With the world’s most loved and loathed day just on the horizon, The IMPACT Agency’s consulting Behavioural Economist (BE), Kris White, shares some insights into the psychology, opportunities and risks for brands who swipe right on Valentine’s Day.

Like a bad tinder date, consumers will know if a Valentine’s Day campaign isn’t genuine

Brands work by creating associations in people’s minds. These associations are built over time and include conscious elements like product and service features; however, most associations are subconscious impressions, feelings and emotions.

If a brand is credibly and consistently associated with positive elements like love, warmth, excitement, sensitivity and passion, then these will shine through to customers.
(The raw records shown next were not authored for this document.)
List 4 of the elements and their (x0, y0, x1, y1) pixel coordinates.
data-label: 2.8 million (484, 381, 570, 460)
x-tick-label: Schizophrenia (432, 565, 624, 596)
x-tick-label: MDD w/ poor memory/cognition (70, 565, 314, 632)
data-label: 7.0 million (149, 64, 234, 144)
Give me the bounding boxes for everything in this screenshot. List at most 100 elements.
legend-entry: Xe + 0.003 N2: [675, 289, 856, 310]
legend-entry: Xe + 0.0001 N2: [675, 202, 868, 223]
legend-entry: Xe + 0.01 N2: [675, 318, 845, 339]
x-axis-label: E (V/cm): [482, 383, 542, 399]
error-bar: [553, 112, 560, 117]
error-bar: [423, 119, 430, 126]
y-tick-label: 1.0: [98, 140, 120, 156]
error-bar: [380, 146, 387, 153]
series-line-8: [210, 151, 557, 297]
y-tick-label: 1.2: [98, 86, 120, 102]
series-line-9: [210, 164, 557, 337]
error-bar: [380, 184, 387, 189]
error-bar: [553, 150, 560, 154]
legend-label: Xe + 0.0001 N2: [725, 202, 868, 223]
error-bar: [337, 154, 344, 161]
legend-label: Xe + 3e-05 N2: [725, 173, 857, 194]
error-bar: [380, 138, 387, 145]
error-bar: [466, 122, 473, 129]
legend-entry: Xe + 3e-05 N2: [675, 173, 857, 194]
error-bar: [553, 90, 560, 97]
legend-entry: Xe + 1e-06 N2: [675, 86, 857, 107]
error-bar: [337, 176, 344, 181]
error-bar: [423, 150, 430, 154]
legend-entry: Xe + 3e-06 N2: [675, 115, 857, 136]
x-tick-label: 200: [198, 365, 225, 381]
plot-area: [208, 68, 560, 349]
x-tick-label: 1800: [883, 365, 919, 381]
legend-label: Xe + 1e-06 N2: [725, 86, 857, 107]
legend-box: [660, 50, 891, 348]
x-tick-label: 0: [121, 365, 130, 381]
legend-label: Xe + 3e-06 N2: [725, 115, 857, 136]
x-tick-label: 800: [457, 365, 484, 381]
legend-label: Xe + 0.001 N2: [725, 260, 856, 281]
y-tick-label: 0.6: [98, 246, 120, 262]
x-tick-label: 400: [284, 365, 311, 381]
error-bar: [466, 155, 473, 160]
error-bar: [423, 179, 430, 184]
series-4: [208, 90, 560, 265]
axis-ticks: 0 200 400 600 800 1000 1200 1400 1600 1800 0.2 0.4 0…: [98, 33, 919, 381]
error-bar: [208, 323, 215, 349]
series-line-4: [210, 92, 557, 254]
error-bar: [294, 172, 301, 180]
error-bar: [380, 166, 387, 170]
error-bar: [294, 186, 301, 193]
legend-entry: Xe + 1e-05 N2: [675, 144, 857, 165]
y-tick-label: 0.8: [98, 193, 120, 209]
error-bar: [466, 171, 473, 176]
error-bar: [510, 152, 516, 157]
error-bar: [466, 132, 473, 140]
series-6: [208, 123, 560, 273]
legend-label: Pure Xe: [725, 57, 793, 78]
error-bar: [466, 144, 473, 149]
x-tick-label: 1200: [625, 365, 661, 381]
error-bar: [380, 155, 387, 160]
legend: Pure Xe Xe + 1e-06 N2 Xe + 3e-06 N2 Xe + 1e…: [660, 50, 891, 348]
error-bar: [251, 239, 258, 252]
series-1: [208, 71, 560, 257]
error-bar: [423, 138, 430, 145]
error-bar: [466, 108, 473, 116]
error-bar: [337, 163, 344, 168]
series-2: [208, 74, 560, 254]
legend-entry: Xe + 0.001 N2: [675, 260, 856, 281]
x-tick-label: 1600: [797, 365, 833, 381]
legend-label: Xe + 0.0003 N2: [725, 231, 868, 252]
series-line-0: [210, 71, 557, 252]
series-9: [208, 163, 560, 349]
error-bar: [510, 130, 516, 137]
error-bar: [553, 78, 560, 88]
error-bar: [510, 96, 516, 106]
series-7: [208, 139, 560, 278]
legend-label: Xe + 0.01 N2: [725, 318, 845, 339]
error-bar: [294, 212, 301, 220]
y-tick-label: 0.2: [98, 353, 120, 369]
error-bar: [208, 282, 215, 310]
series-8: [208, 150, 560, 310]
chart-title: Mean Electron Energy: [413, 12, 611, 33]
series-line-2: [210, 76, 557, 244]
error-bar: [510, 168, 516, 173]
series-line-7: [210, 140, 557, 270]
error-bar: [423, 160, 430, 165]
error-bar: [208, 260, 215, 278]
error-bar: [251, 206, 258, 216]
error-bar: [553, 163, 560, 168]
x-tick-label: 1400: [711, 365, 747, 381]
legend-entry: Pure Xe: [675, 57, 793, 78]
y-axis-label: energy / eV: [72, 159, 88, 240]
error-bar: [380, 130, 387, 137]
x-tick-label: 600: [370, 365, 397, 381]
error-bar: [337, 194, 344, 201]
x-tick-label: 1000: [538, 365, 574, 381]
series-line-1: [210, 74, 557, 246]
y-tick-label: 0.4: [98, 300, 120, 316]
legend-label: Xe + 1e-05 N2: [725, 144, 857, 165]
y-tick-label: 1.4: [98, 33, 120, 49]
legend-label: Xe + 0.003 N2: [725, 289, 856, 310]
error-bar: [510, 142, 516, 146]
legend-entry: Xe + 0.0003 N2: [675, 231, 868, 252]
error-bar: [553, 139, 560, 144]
Inauthentic or poorly executed Valentine’s Day campaigns run the risk of being seen as manipulative and opportunistic. Humans have evolved to detect insincerity – thoughtless campaigns will always invite backlash.

Like Kim K says – haters gonna hate – but that can open a door for brands too

Psychology tells us that people are motivated to confirm their prior beliefs and assumptions. Cynics may hold the view that Valentine’s Day is a manufactured corporate holiday. But it is also possible that cynicism is a defence mechanism for some.

By devaluing the day, they don’t need to feel so bad about not participating in it. This non-participation is a choice that also signals a message; and there may be an opportunity here for brands too. Mindful of people’s cynicism, it’s important to find authentic expressions of the intention of the day. This could mean focusing on the day-to-day and real stuff that makes people’s relationships special.

Be real – tell them how you feel!

When it comes to creating a Valentine’s Day campaign that truly connects with people there are a couple of important BE and evolutionary psychology insights we can draw on”

  • Gifting and reciprocity: People have evolved a whole culture around gift giving and receiving, as well as responding to people in-kind. In some ways it is a reaffirmation of a relationship, and its value to the people within it.
  • Hot state and commitments: Holidays and special days can be behavioural triggers. Even though we know those New Year’s resolutions don’t stick, Valentine’s Day might just be the day someone builds up the courage to show someone how they feel. It’s a moment for action. Maybe it could become a moment to renew and commit to making a relationship better.
  • Virtue signalling: As a highly-social species, little is more important to humans than our reputation. Much of our behaviour is targeted at signalling things about ourselves to others. Valentine’s Day is an opportunity to do this. We can signal that we are a loving partner or have a devoted lover. Think of the joy seen when a colleague receives a gift or flowers at work – it’s a very public display or signal to their peers.